Do Liabilities Decrease Equity?

The accounting profession is full of equations, but only one accounting equation is so important that they call it "the accounting equation." That equation goes like this: Assets = Liabilities + Equity. Since liabilities and equity live on the same side of the equation, it might be natural to assume that an increase in liabilities will result in a decrease in equity. But in accounting, few things are ever so simple, which is why people have accountants.

What's What

The accounting equation holds true no matter what kind of business is involved -- whether it’s a small business you’re looking to start, or a giant corporation you’re looking to invest in by buying stock. Each part of the equation has a specific meaning in the language of business, which sometimes, but not always, resembles English. An asset is anything the company owns that holds future economic value. A liability is a future obligation, usually financial. Equity is the difference between them. Think of it as what the owners of the company would walk away with if they sold all the assets and settled all the liabilities.

About Those Liabilities

So liabilities are obligations. But those obligations don’t drop out of thin air onto a company’s balance sheet; the business gets something in exchange for them. Think about your own finances. If you take out a car loan, the amount you owe is a liability. But you get something in return for that liability: your car, which is an asset. Similarly, if a company takes out a $100,000 loan, it assumes a liability. But it gets something in return: $100,000 in cash (perhaps the best asset of all). Most of the major liabilities on a business’ balance sheet actually have the effect of increasing assets on the other side of the accounting equation, not reducing equity. When a company pays off a liability, it typically does so with cash. The liability shrinks, and so does the cash asset on the other side of the equation. Equity is unaffected by any of this.

Expenses Count

Expenses are what really reduce equity. An expense is an instance in which value leaves the company. Your wages, for example, are an expense for your employer, because in paying them, it’s letting go of money without getting a hard asset in return. Expenses directly reduce a company’s net income, also called its profit. Profit flows directly into equity; if a company reports $100,000 in net income, for example, then its equity grows by $100,000. Therefore, an increase in expenses means a reduction in equity -- although, for profitable companies, this reduction really just translates into a smaller increase. Not all costs are expenses, though. If your employer buys a plot of land, or a major piece of equipment, or even a bunch of inventory, the cost isn’t an expense because no value has left the company. The company has merely traded one asset for another -- cash for land, or equipment, or inventory.

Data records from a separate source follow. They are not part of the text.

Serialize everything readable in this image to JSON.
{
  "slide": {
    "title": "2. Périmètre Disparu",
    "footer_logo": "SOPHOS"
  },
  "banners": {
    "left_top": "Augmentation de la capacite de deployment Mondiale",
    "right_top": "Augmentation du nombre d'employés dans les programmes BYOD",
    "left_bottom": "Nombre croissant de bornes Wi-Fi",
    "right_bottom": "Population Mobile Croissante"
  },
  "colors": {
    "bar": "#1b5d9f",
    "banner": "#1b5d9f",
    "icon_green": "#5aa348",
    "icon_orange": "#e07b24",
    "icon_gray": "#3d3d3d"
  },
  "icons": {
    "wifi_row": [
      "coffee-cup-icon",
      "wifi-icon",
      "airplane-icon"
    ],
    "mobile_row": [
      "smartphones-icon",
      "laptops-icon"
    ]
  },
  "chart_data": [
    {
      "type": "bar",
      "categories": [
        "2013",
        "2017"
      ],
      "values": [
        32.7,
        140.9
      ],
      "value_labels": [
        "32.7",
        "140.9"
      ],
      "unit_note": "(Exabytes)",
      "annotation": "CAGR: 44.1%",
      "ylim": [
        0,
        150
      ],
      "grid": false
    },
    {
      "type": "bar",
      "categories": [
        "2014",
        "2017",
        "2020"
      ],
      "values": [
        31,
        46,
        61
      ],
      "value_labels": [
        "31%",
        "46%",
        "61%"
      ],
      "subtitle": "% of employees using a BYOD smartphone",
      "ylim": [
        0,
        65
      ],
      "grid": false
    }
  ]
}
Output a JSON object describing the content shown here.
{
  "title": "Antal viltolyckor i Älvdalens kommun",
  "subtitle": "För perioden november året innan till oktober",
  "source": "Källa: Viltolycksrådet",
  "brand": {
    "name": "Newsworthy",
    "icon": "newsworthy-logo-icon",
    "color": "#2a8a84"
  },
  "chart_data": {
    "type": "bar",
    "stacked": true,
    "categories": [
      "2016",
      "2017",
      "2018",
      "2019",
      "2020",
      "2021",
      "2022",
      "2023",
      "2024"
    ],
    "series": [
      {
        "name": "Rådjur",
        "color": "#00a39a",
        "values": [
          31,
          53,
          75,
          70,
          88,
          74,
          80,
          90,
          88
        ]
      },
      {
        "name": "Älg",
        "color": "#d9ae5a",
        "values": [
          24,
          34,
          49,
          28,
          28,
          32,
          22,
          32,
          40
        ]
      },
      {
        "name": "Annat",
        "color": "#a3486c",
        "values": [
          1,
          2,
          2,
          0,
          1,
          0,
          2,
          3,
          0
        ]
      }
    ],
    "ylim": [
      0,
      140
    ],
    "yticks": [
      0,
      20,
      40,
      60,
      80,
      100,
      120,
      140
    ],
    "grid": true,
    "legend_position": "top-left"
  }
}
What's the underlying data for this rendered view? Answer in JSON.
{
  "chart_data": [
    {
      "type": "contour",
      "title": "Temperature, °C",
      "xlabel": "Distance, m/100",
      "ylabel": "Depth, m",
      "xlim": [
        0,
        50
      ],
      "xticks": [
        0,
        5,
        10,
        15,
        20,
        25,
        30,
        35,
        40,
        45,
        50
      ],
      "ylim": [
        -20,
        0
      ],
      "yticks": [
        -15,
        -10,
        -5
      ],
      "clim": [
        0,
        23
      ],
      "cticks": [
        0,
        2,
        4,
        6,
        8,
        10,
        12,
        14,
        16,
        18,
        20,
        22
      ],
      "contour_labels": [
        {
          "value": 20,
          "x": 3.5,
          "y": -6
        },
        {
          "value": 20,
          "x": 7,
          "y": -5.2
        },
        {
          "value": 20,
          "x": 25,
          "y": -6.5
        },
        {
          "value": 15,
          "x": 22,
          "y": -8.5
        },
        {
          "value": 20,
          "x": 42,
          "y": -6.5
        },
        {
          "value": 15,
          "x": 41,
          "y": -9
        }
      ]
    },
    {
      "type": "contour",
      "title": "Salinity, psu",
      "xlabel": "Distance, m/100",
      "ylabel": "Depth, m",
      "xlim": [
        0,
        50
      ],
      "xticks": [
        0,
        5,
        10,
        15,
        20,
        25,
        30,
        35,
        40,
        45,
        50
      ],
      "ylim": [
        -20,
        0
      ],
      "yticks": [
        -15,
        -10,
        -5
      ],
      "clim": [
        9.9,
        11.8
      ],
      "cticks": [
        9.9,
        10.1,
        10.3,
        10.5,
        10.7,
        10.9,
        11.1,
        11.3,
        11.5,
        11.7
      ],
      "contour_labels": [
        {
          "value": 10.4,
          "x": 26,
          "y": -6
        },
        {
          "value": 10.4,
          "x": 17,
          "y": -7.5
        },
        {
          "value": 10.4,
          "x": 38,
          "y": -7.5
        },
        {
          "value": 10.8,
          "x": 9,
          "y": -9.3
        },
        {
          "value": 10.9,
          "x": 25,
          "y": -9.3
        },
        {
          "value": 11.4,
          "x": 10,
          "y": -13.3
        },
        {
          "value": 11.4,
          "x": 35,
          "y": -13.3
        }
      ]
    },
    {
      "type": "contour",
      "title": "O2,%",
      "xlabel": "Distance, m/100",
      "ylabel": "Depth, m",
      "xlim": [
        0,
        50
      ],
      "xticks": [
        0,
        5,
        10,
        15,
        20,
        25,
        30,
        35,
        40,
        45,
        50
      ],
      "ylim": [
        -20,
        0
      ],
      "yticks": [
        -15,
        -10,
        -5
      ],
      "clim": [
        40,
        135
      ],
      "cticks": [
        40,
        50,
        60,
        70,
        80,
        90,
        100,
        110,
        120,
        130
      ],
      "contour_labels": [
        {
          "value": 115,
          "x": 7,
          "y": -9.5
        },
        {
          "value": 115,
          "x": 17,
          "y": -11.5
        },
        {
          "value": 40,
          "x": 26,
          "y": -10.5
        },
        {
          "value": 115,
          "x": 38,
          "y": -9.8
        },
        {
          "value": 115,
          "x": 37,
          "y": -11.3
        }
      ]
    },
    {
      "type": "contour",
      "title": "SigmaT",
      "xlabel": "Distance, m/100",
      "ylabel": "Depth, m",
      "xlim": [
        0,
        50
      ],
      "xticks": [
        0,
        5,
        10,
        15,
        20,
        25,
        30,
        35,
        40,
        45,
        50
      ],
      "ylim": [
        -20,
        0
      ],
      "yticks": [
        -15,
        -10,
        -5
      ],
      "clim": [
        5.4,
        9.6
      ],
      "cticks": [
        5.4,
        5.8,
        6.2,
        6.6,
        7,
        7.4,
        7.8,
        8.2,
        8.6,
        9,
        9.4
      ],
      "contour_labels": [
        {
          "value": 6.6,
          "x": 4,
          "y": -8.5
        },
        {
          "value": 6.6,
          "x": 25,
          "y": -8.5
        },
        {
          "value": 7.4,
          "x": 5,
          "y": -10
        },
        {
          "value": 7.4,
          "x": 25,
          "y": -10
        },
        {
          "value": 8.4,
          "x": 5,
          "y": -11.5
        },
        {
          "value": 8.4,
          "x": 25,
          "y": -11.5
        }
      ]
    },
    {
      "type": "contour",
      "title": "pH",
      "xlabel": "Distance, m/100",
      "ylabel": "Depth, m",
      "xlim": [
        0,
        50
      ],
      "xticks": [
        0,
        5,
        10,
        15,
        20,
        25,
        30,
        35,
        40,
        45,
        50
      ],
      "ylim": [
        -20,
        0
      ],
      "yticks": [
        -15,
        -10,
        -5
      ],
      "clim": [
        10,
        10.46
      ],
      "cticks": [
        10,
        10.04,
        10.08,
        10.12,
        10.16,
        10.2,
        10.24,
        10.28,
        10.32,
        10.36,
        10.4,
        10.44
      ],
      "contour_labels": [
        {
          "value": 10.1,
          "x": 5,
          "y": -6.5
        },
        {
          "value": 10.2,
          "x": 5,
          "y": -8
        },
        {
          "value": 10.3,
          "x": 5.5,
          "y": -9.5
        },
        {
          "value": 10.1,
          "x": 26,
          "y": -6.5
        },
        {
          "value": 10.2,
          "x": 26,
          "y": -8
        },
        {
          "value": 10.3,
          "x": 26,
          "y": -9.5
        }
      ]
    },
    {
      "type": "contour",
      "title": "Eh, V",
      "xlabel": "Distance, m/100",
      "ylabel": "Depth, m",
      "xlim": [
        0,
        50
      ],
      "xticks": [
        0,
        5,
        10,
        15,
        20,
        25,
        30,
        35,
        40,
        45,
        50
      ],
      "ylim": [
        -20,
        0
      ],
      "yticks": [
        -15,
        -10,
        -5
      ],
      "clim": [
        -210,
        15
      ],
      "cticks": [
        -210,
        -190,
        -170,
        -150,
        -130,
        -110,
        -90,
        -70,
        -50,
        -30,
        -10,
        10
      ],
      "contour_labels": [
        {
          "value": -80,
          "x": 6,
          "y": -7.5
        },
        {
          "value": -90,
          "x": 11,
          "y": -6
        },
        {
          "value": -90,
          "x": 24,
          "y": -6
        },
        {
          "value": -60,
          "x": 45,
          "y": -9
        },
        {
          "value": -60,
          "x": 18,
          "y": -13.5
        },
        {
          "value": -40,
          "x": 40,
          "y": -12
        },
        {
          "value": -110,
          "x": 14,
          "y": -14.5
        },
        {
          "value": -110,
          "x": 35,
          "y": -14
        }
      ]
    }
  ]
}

When Liabilities Become Expenses

By their very nature, some liabilities generate expenses. Interest on borrowed money is a prime example. When a company takes out a $100,000 loan, it agrees to pay the money back with interest. Repaying the $100,000 itself isn’t an expense, because the company (hopefully) still has $100,000 worth of whatever it used the loan for. But the interest is an expense, since the company is saying goodbaye to the value of that money. As anyone who’s ever run up a big credit card bill can attest, interest can mean saying goodbye to a lot of money.